Chaque novembre, la Monnaie résonnera au son d’un Requiem, de Verdi ou Brahms. Tel est le vœu de Peter de Caluwé. Les desiderata du directeur de la Monnaie ne s’arrêtent cependant pas là. Il souhaite en effet que les projets du Développement éducatif de la Monnaie fassent écho à la programmation. D’où la proposition du service éducatif de travailler sur le thème du Requiem avec les enfants.

Regard en coulisse sur un projet qui fera peut-être date. La vue, et surtout l’écoute, de trois cents enfants réunis sur scène pour interpréter, entre autres et avec le chœur des enfants (40) de la Monnaie, des extraits des "Requiem" de Verdi et de Fauré réjouira probablement jusqu’aux esprits les plus chagrins, sachant que l’émotion sera aussi de la partition. Comment ne pas frissonner lorsque tant d’enfants chantent "Lacrymosa" et "Dies Irae" de Giuseppe Verdi ou "Sanctus" et "Libera me" de Gabriel Fauré ? Sans oublier les chants de leur propre composition, écrits en collaboration avec Isabelle Anckaert et Dominique Errenbault, collaboratrices du service éducatif.

Certes, une telle représentation s’élabore en plusieurs étapes, avec, comme on l’imagine aisément, un important travail en amont. En tout, six écoles - trois francophones et trois néerlandophones - sont concernées. Plusieurs séances de travail se déroulent dans les classes en s’interrogeant, sans tabou, sur la question de la mort et des départs au sens large. Une mise en espace et en chant ont lieu avant l’arrivée, en cette première semaine d’octobre, du compositeur Howard Moody appelé à passer dans les six classes concernées pour écouter le travail déjà réalisé et improviser la musique. À la fin du mois, ce Britannique particulièrement tonique reviendra avec une partition écrite pour la représentation en famille du 29 octobre.

Petite visite à Schaerbeek au jour de la rencontre. Une quarantaine d’enfants de 4e et 5e primaire entrent en silence, s’installent en rond, se secouent et se couchent à terre.

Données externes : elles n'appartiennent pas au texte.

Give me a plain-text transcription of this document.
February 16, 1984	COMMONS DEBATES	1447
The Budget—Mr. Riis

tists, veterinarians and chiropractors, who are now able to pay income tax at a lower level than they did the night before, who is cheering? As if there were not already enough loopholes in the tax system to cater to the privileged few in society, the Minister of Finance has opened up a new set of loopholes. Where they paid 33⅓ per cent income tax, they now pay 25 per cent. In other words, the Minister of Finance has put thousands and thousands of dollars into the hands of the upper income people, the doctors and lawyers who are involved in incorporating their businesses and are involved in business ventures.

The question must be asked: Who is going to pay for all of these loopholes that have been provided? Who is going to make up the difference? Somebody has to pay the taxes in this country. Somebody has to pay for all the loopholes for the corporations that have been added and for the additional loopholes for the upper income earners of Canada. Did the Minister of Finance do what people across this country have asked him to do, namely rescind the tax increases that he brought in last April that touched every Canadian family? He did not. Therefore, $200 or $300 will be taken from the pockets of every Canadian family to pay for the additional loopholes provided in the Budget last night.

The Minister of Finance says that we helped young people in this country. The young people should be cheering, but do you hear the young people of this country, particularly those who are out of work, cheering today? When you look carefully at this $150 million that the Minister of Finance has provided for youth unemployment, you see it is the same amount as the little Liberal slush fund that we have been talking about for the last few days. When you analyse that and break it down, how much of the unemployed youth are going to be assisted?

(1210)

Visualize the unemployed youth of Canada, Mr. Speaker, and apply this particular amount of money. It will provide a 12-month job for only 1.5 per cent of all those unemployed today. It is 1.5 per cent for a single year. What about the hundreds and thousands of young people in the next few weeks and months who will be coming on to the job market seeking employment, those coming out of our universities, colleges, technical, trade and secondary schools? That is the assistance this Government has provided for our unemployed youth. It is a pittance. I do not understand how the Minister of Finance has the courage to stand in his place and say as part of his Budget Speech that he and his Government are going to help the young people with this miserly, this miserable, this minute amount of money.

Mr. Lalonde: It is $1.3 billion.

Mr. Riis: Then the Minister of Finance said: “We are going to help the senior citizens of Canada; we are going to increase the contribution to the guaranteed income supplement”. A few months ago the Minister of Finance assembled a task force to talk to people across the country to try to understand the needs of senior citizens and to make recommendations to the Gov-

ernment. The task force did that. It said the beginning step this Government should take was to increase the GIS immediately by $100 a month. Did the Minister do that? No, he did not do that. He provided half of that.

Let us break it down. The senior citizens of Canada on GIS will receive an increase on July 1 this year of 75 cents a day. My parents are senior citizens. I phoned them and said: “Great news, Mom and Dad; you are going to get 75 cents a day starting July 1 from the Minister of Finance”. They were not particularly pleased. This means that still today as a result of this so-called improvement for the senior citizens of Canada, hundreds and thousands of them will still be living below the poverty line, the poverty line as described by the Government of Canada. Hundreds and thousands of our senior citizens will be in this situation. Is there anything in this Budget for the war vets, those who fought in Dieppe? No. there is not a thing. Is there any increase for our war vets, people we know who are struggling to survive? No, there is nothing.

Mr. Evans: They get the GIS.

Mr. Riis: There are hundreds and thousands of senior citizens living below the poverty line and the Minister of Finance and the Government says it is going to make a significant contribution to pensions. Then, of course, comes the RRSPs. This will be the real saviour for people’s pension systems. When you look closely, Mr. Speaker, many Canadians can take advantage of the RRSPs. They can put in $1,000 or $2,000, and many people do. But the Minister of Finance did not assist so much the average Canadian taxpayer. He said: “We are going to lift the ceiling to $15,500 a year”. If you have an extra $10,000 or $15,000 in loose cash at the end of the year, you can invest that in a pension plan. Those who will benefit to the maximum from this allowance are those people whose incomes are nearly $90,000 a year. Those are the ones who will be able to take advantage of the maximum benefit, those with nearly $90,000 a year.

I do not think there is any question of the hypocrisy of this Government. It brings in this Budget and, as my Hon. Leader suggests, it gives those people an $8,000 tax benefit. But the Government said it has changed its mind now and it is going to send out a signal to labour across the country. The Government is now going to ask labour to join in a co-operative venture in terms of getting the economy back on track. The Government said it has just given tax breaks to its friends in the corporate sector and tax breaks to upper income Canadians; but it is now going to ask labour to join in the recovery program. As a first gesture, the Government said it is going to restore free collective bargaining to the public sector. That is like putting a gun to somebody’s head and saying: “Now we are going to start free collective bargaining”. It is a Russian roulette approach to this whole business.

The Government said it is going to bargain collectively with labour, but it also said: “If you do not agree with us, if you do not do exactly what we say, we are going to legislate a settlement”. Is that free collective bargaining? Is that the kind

Maître chanteur, si l’on ose dire, Benoît De Leersnyder et les deux accompagnatrices du service pédagogique leur donnent le "la" pour chanter les textes imaginés autour de l’espoir et au cours d’un jeu de cadavres exquis chéri par les surréalistes. "L’espoir a mangé beaucoup de balles de baskets vertes. À Paris, ce 12 janvier 1909 " scandent les enfants avec une énergie qui leur est très vite communiquée par Howard Moody, chef d’orchestre anglais bien connu, que ce soit pour la direction du Sarum Orchestra, de l’Orchestre symphonique de la BBC ou encore de l’Orchestre philharmonique royal de Liverpool. Compositeur, pianiste, organiste ou encore claviériste à ses heures, il participe à de nombreux festivals et multiplie les projets avec les enfants. D’abord discret, le compositeur écoute puis intervient, crée les premières notes, envahit la salle de sa musique, s’adresse aux enfants, rythme la matinée, respecte ses interlocuteurs, les fait rire et obéir. Un grand pédagogue doublé d’un excellent musicien qui propose à ses nouveaux "associés" de choisir, par exemple, entre le jazz et le contemporain. Les répétitions vont bon train, le chœur se forme réellement, le "Lacrymosa" explose, les jeunes artistes se rapprochent du pianiste, le ton est juste, l’énergie vibre dans toute la classe et pendant qu’au dehors, la pluie tombe à verse, il se passe réellement quelque chose à l’Ecole n°10 de Schaerbeek. Quel est donc le secret d’Howard Moody ?

"Quand je travaille avec les enfants, je commence par écouter leur son, leur musique, leur créativité. Nous parlons tous et, dans nos mots, il y a déjà une mélodie. Nous oublions souvent que parler et chanter sont identiques, en réalité. Si vous écoutez des enfants dans la cour de récré, vous entendez des chants très libres et si vous prenez le sentiment dans leur corps, vous obtiendrez ce que vous voudrez. Ils ont besoin d’avoir leur propre matériel. C’est important d’utiliser ses oreilles, pas ses yeux. Dans ce projet, le sentiment de la mort et l’expérience est en eux et vous entendez dans leur voix qu’ils ont quelque chose à dire à ce sujet."